Van Damme remarked how that in every country in the world you have treasure actors and movies with different cultures, “In the Middle East I don’t know what the taste will be, but I know they love American, Asian and Indian movies. They have a broad taste. (Saudi Arabia) should do a movie with all of us together!”

 

Crossing barriers

Sharukh Khan emphasized the importance of every country telling their story through movies; “As long as we are telling the story in whatever language it doesn’t matter. Cinema crosses all barriers.”
 

Shahrukh Khan: "I'd audition for a Saudi movie". (Social media photo)

With the opening of Saudi Arabia to the world and Cinemas, he said, “I can’t wait to talk about the Saudi films...It will bring Saudis closer to the world and the world closer to Saudi.”

“The stories that you tell should talk about goodness and people should be engaged with the content and it should bring them together. People want to laugh and sadly have to cry, to be entertained and to feel.”

Sharukh noted that Saudi Arabia has started to make movies and he’s watched the King Faisal movie, "Born a King". 
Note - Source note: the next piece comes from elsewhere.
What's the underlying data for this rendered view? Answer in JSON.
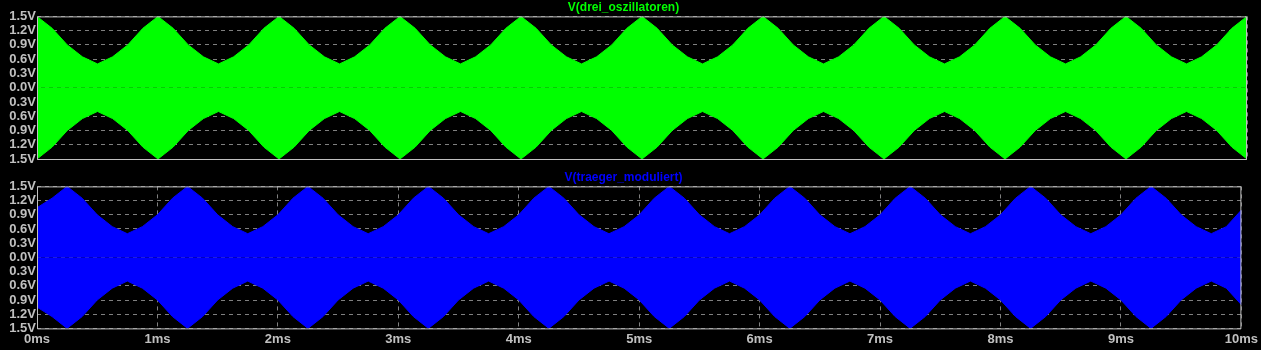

“You’ll always find gems in all movie industries and I think there’s are gems in Saudi and as a matter of fact one of the things I’d like to do is audition for a Saudi movie … Please give me an opportunity!” he said, eliciting a thunderous applause from the audience.


Red carpet

Abdulaziz AlMuzaini, co-founder and CEO of the Saudi Arabian Myrkott Animation Studio; gave a heartfelt thanks full of gratitude to King Salman and the Crown Prince Mohammed bin Salman, saying: “If it wasn’t for them, I wouldn’t have dreamed of this moment or this panel.”

Some of the celebrities invited to the event walk the red carpet. (AN photo by Basheer Saleh)

Lebanese actor Wahid Jalal, who was the voice of Long John Silver in Treasure Island, came onstage for the opening of the event. “Children love heroes and they try to imitate them,” he said. 

He also delighted the crowd by performing Silver’s famous laugh.

Some of the celebrities who walked down the red carpet were American actor Jason Momoa, star of Aquaman; Amr Adeeb, Balqis Fathi, Yusra, Boosy Shalabi, Lojien and Aseel Omran, Mohammed Hamaki, Nawal AlZoghbi, Talal Salama, Ahlam Al-Shamsi, Hussain AlJismi, Suad Abdulla, Ibrahem Alharbi, Tariq Alali and Abdulnaser Darweesh.

The gala dinner hosted 500 guests and was a private event, but the red carpet captured the essence of where Saudi is moving to culturally.